- echo630
- |
- Exalted Mythic Member
- gamertag: [none]
- user homepage:
That's right. My plumage is brighter than yours.
ghostvirus, I don't really embrace any epistemological methodology, as you put it, but I am using one. You can try and figure out what that might entail, but I'm not that serious about it. I'm using formal logic: if the soul exists, the so-and-so. There is nothing wrong with that, as you used it yourself in your discussion of consciousness.
Now, I have not been talking too much about the neurobiological bases of consciousness because I haven't had the need too--and I still don't have a need to. I, for one, agree with you. I mean, that is evidence indeed. If you look back at my posts, you would see that I do agree with that; I have mostly just summed us up as being a bag of skin and bones and organs and beliefs and so on. If I wanted to get into neurobiology, I could, but it would mostly be an exercise in mental auto--blam!-. We're on the same page as far as that goes.

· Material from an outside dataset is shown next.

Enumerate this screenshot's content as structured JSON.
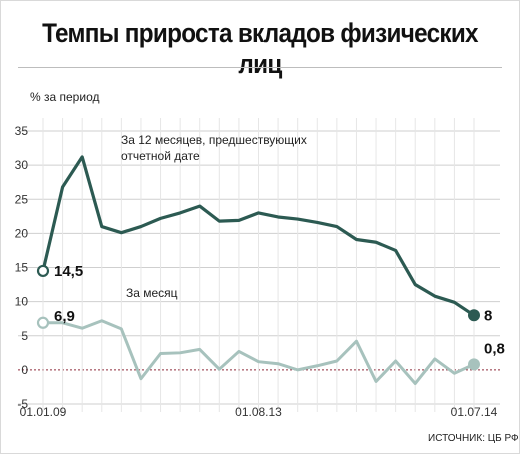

But we are also not really talking about consciousness. We're talking about the possibility of something above and beyond and between consciousness, something invisible, something immaterial, held hostage by the body, something outside the possible radar of science and reason: namely, the soul. Now, as I've said time and again, I do not believe in the soul, but if you DO believe in such a soul, you can engage in dialectic to dig out the truth of what you could possibly know about it. There is nothing wrong with that, it is a fine method. It is, so it seems, the only method that we can even use to talk about it. So all of this stuff about begging the question is ridiculous--I am using an assumption on a conditional proof, so of course it will seem like I am begging the question to someone who isn't following my point. It is not begging the question, however, because I am not using the ACP and the inferred argument to conclude that there is a soul; I am using the assumption that there is a soul (such as I have described) to move on to broader topics about the afterlife. That is not what begging the question means. That is what ACP means.